2014년 12월 6일 토요일

Verify journalCommitInterval and running journalLatencyTest

I am using MongoDB 2.6.3 on CentOS, and I have changed the  --journalCommitInterval parameter by passing its value as a command line param to mongod, upon start-up.

Now I am trying to verify if the change is effective or not. Looking at the documentation, I see 2 ways to do it, but none of them is working on my server:

(1) Running db.serverStatus() command - The output of this command does NOT have any 'Journaling' document. I can not find any way to force the command to give more details or to return that document in its output.
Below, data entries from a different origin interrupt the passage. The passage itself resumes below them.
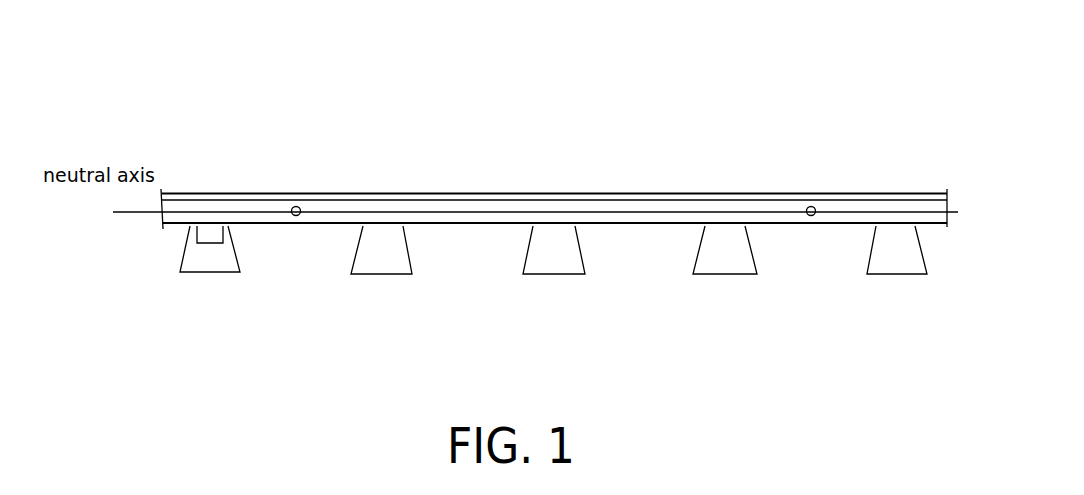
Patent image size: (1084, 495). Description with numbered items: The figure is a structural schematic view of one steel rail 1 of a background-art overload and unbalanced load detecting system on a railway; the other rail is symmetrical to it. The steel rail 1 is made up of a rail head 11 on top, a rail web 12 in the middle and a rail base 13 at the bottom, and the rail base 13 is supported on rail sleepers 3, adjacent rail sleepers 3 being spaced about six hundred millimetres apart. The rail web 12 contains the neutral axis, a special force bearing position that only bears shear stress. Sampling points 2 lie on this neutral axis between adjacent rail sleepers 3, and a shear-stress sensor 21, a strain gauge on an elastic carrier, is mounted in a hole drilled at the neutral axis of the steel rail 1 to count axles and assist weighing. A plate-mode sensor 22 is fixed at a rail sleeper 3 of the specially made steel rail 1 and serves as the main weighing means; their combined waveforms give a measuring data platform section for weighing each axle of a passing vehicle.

The steel rail 1 is at (732, 81).
The rail head 11 is at (603, 197).
The rail web 12 is at (660, 215).
The rail base 13 is at (452, 225).
The sampling point 2 is at (813, 206).
The shear-stress sensor 21 is at (298, 206).
The plate-mode sensor 22 is at (210, 243).
The rail sleeper 3 is at (540, 272).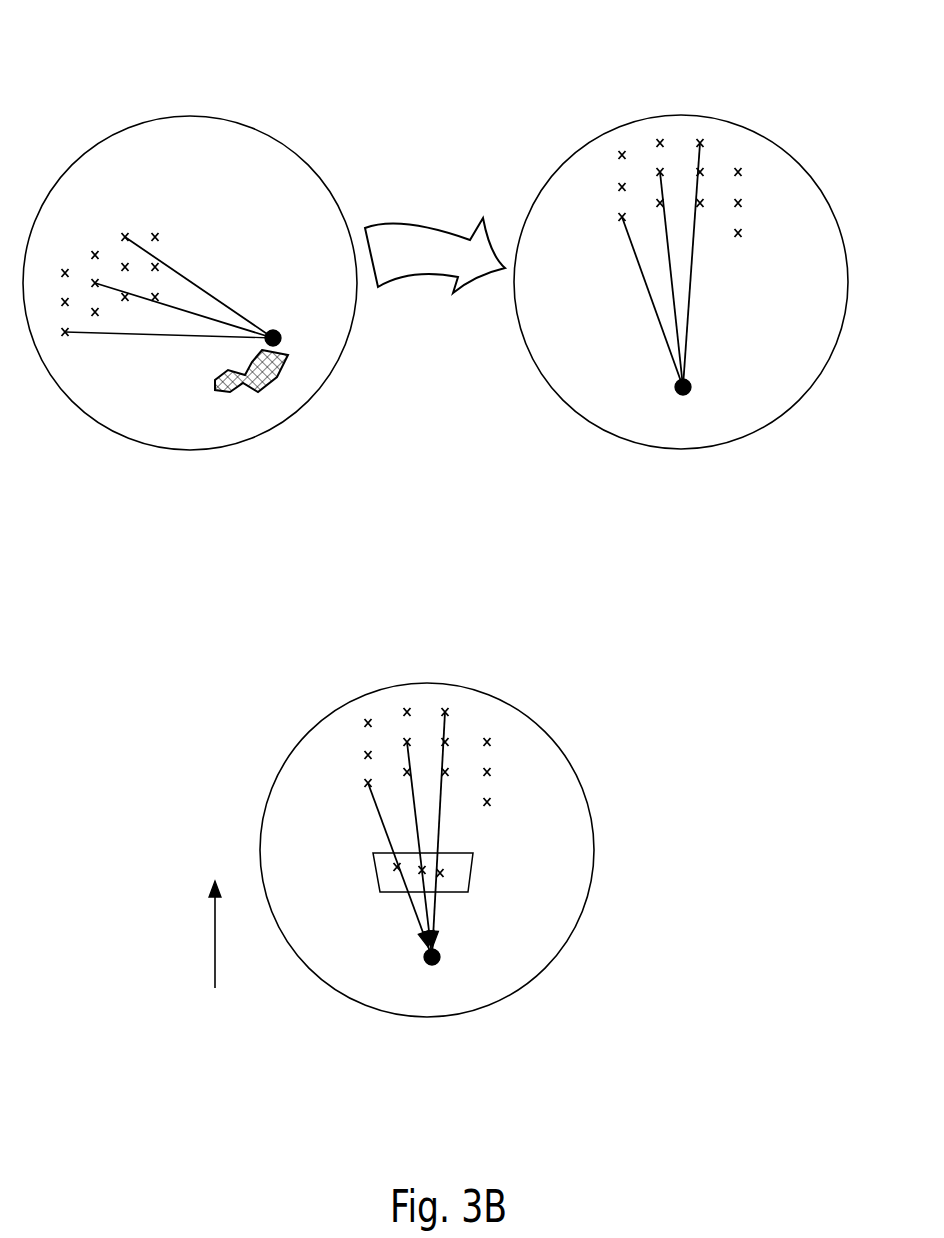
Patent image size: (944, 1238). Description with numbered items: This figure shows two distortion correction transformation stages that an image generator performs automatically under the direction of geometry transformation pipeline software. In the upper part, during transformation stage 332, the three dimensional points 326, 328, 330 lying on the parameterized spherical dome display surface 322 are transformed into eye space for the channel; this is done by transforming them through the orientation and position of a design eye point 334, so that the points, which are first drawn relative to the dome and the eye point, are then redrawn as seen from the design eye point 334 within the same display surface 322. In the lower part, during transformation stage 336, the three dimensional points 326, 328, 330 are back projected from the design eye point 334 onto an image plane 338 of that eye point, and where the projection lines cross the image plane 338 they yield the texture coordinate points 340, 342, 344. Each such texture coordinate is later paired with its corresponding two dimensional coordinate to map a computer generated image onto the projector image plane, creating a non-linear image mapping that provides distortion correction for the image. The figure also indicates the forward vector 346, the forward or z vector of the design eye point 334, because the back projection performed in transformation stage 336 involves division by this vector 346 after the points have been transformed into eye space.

The parameterized spherical dome display surface 322 is at (313, 170).
The three dimensional point 326 is at (65, 332).
The three dimensional point 328 is at (95, 283).
The three dimensional point 330 is at (123, 235).
The transformation stage 332 is at (465, 88).
The design eye point 334 is at (276, 330).
The transformation stage 336 is at (361, 664).
The image plane 338 is at (470, 880).
The texture coordinate point 340 is at (395, 867).
The texture coordinate point 342 is at (422, 873).
The texture coordinate point 344 is at (438, 872).
The forward vector 346 is at (215, 975).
In fact what I get as the output is much much less than the info that the documentation on the webpage claims that will be returned. 

(2) Running  journalLatencyTest . I see that I have to enable test commands once I am starting mongod. So I added that parameter to my mongod strat-up scripts as:

mongod --shardsvr --dbpath $dataPath --port $port --journal --journalCommitInterval $interval --fork--setParameter enableTestCommands=1

and then tried to run the test against admin db (as documentation suggests) - but no success:

mongos> use admin;
switched to db admin
mongos> db.runCommand({ journalLatencyTest: 1 });
{ "ok" : 0, "errmsg" : "no such cmd: journalLatencyTest", "code" : 59 }


Thus the documentation on this matter seems confusing (at least to me), and I am just wondering how I can verify my desired changed.

Thanks in advance for any help or hint.



In db.serverStatus() journaling details are in section "durability" or "dur"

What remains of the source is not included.